Despite the Microsoft-issued patch for BlueKeep, attackers are still exploiting the infamous vulnerability, underlining a problem with the way patches are applied in organizations and by individual users.
The SANS Institute observed exploitation of BlueKeep vulnerability in real time for a few months. The researchers use a tool named Shodan to monitor honeypots intentionally exposed to the Internet without the BlueKeep patch installed.

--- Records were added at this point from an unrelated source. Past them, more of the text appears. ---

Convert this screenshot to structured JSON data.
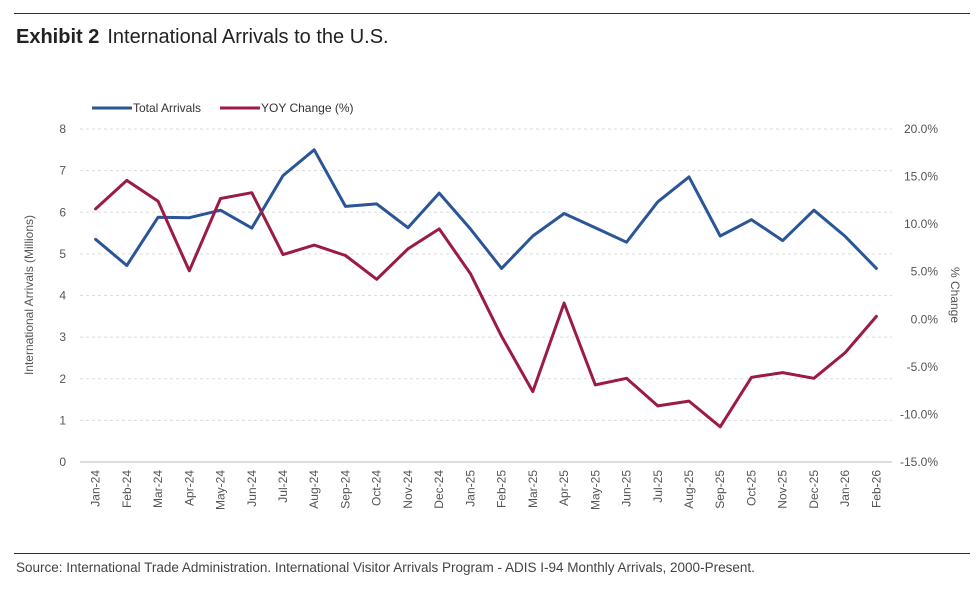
{
  "header": {
    "exhibit": "Exhibit 2",
    "title": "International Arrivals to the U.S."
  },
  "footer": {
    "source": "Source: International Trade Administration. International Visitor Arrivals Program - ADIS I-94 Monthly Arrivals, 2000-Present."
  },
  "chart_data": {
    "type": "line",
    "x": [
      "Jan-24",
      "Feb-24",
      "Mar-24",
      "Apr-24",
      "May-24",
      "Jun-24",
      "Jul-24",
      "Aug-24",
      "Sep-24",
      "Oct-24",
      "Nov-24",
      "Dec-24",
      "Jan-25",
      "Feb-25",
      "Mar-25",
      "Apr-25",
      "May-25",
      "Jun-25",
      "Jul-25",
      "Aug-25",
      "Sep-25",
      "Oct-25",
      "Nov-25",
      "Dec-25",
      "Jan-26",
      "Feb-26"
    ],
    "series": [
      {
        "name": "Total Arrivals",
        "axis": "left",
        "color": "#2a5597",
        "values": [
          5.35,
          4.72,
          5.88,
          5.87,
          6.05,
          5.62,
          6.88,
          7.5,
          6.14,
          6.2,
          5.63,
          6.46,
          5.6,
          4.65,
          5.43,
          5.97,
          5.63,
          5.28,
          6.25,
          6.85,
          5.43,
          5.82,
          5.32,
          6.05,
          5.42,
          4.65
        ]
      },
      {
        "name": "YOY Change (%)",
        "axis": "right",
        "color": "#9b1b46",
        "values": [
          11.6,
          14.6,
          12.4,
          5.1,
          12.7,
          13.3,
          6.8,
          7.8,
          6.7,
          4.2,
          7.4,
          9.5,
          4.8,
          -1.8,
          -7.6,
          1.7,
          -6.9,
          -6.2,
          -9.1,
          -8.6,
          -11.3,
          -6.1,
          -5.6,
          -6.2,
          -3.5,
          0.3
        ]
      }
    ],
    "ylabel": "International Arrivals (Millions)",
    "ylim": [
      0,
      8
    ],
    "yticks": [
      "0",
      "1",
      "2",
      "3",
      "4",
      "5",
      "6",
      "7",
      "8"
    ],
    "y2label": "% Change",
    "y2lim": [
      -15,
      20
    ],
    "y2ticks": [
      "-15.0%",
      "-10.0%",
      "-5.0%",
      "0.0%",
      "5.0%",
      "10.0%",
      "15.0%",
      "20.0%"
    ],
    "grid": true,
    "legend_position": "top-left"
  }
}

BlueKeep, tracked as CVE-2019-0708, is a vulnerability in the Remote Desktop Protocol (RDP) service affecting Windows XP, Windows 7, Windows Server 2003, and Windows Server 2008. The vulnerability could allow remote code execution without triggering any alarms on the targeted endpoint. The problem was so bad that Microsoft quickly issued a patch even for operating systems that were no longer officially supported.
“This vulnerability is pre-authentication and requires no user interaction. An attacker who successfully exploited this vulnerability could execute arbitrary code on the target system,” said Microsoft in the initial advisory. “An attacker could then install programs; view, change, or delete data; or create new accounts with full user rights.”
An estimated 1 million computers were running exploitable operating systems when the patch was issued in May, but SANS researchers discovered that many of them remained unpatched. Simply put, Microsoft’s patch was mostly ignored by individuals and companies alike.
“As we may see, the percentage of vulnerable systems seems to be falling more or less steadily for the last couple of months and it appears that media coverage of the recent campaign didn’t do much to help it,” according to SANS researchers. “And since there still appear to be hundreds of thousands of vulnerable systems out there, we have to hope that the worm everyone expects doesn’t arrive any time soon.”
The number of systems vulnerable to BlueKeep is dropping, but not fast enough. A workaround for the exploit without installing the patch requires disabling the RDP feature altogether if it’s not used.